I shoved him hard around and had to grit my teeth when I felt the stitches rip in my wound. He stumbled over, and before he could regain his balance I had his arms pulled up behind his back, cuffing him. I took a notebook and pen out and turned to the girls. They gave me their names, addresses, and real ages, a
nd I knew they were too scared to be lying to me. I growled at them to beat it. They didn’t think twice. They got up from their table and ran.
“What the fuck you doing, Stan?” Joel demanded.
“I’m arresting you for serving alcohol to customers under the legal drinking age. Now move it.”
I shoved him hard, and he stumbled forward. A path quickly cleared in front of him.
“You’re making a big mistake,” Joel said once I had him outside. I didn’t bother answering him, just kept pushing him until we got to my car. Then I had him get in the back seat.
“I had nothing to do with what happened with Mike,” he said.
I turned on the ignition and put the car in drive, then slowly pulled the car onto the road.
“This is stupid. It will take my lawyer all of five minutes to bounce these charges. Worst case, we’re talking a few thousand dollars in fines.”
He uttered the latter more as a question, being just smart enough not to offer me an outright bribe in a way that I could arrest him for it, at least not if I told the truth about what he said. I looked in the rearview mirror and could see him sweating badly. It wasn’t over him worrying about me charging him with serving alcohol to underage drinkers. At that moment he wasn’t sure whether I was taking him to a precinct or someplace quiet to put a bullet in his head. The more I looked at him the less I knew myself which it was going to be.
“Jesus, Stan,” he said, a panic creeping into his voice, “you don’t know what happened to Mike had anything to do with us.”
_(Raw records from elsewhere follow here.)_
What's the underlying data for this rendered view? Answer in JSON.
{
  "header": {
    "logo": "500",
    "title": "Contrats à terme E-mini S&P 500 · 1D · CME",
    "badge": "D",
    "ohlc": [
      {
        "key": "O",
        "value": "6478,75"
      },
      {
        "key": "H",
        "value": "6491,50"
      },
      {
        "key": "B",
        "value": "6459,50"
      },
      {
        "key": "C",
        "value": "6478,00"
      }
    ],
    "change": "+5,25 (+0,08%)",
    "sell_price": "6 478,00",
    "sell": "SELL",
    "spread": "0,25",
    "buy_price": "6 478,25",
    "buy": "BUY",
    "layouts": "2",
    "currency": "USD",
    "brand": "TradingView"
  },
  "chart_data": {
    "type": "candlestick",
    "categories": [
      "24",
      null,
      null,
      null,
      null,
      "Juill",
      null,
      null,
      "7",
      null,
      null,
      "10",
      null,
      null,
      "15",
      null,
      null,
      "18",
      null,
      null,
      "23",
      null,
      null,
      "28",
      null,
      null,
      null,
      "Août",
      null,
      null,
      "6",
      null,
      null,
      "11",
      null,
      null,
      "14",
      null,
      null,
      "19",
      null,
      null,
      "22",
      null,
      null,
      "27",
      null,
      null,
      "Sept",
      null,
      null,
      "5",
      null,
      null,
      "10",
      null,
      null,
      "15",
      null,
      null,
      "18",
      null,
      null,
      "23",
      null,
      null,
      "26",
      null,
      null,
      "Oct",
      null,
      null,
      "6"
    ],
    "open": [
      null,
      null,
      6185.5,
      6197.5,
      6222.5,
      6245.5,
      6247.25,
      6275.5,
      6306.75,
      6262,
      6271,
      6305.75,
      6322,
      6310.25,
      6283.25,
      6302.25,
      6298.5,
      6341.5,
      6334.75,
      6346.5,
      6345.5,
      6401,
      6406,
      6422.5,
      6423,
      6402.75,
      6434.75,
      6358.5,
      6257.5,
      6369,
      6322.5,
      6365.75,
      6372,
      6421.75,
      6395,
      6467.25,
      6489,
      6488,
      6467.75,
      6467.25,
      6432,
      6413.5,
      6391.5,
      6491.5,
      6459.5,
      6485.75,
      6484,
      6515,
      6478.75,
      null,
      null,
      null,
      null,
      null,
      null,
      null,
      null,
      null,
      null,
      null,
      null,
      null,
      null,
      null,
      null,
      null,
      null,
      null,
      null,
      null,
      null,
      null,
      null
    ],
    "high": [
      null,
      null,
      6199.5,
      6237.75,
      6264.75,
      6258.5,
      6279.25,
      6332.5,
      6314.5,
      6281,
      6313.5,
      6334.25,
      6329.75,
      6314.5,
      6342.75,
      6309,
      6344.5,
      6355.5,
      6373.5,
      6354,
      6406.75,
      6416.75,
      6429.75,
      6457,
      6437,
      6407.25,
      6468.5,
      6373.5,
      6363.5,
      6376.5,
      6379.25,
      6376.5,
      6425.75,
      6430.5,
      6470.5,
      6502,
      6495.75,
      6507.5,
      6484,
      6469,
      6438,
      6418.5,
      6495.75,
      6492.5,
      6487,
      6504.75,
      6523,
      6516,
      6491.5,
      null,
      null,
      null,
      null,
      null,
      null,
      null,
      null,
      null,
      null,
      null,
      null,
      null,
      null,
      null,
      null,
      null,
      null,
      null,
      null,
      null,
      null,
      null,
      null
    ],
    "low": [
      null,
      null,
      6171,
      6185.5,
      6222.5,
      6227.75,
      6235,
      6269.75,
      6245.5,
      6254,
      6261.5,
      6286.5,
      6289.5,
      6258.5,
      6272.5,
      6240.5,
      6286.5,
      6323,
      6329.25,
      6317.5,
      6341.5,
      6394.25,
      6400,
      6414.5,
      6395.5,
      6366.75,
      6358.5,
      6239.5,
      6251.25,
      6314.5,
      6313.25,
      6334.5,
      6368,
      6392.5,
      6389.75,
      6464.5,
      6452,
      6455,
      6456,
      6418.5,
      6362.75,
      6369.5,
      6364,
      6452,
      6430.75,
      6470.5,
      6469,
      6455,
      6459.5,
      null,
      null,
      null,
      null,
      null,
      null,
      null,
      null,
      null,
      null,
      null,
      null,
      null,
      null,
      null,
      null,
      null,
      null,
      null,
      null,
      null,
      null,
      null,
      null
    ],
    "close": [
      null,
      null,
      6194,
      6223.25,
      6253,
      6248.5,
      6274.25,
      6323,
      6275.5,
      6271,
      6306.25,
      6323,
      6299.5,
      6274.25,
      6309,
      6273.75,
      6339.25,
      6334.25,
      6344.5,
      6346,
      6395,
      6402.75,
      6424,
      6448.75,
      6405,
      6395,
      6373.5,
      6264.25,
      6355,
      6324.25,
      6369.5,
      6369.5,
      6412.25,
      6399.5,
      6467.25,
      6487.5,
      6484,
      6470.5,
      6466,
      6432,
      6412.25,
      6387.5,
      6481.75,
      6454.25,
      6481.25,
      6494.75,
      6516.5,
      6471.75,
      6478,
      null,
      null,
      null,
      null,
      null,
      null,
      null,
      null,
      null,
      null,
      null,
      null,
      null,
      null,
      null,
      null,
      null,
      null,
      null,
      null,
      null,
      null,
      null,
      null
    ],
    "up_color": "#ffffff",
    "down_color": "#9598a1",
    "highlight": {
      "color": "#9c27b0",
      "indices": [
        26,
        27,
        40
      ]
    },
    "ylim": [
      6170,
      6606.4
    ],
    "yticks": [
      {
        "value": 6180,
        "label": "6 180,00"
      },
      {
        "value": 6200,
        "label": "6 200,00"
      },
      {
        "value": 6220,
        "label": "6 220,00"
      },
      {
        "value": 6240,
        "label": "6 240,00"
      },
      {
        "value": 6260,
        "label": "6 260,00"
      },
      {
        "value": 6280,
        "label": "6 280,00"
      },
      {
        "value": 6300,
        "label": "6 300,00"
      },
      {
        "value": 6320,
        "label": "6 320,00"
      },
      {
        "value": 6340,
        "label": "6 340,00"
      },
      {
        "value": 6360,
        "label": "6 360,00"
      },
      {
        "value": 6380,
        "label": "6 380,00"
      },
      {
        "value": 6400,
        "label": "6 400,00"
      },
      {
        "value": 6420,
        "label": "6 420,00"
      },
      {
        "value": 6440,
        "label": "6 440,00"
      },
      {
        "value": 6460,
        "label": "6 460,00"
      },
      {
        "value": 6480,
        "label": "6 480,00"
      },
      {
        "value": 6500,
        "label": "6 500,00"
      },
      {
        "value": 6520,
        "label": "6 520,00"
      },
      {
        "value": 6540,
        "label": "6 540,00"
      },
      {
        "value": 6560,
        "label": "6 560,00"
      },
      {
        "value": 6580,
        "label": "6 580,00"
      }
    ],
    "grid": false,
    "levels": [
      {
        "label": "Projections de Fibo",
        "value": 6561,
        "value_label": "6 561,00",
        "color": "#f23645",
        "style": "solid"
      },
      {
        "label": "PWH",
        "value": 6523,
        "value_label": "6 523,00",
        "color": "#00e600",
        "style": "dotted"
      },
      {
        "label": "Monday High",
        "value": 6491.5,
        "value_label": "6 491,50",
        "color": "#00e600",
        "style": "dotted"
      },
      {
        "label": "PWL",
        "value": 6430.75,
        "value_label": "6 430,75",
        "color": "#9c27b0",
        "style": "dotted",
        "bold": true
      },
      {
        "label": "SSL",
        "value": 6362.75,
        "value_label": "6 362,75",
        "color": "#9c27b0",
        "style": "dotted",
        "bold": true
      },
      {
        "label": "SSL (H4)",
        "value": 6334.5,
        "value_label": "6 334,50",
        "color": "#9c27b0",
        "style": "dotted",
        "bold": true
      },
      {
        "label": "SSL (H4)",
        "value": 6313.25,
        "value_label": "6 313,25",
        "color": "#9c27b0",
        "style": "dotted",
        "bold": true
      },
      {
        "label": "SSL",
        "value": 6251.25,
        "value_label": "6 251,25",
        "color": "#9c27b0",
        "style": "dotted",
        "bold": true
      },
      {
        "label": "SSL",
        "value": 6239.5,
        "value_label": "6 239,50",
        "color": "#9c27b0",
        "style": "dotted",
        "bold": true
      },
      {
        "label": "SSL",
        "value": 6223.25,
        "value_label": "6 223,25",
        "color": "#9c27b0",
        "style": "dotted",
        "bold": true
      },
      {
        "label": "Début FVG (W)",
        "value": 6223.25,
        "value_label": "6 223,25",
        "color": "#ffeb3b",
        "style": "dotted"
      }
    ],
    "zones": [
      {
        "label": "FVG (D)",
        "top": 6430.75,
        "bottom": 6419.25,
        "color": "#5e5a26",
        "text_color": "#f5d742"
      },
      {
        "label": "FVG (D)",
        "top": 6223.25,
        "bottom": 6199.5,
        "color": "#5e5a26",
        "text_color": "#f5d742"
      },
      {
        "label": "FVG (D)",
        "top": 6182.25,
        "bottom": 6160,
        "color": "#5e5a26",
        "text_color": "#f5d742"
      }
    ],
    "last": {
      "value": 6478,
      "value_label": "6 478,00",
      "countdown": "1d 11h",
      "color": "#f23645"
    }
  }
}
I didn’t answer him. If I allowed myself to, I would’ve hit the gas and kept going straight instead of turning onto Empire Boulevard. Peering in the rearview mirror I could see the relief washing over his face when I pulled into the back lot behind the Flatbush precinct. Fuck, I wish he had had a heart attack on the way over. I brought him in there and handed him to the desk sergeant for processing. After that I drove to the nearest emergency room to have my stitches redone.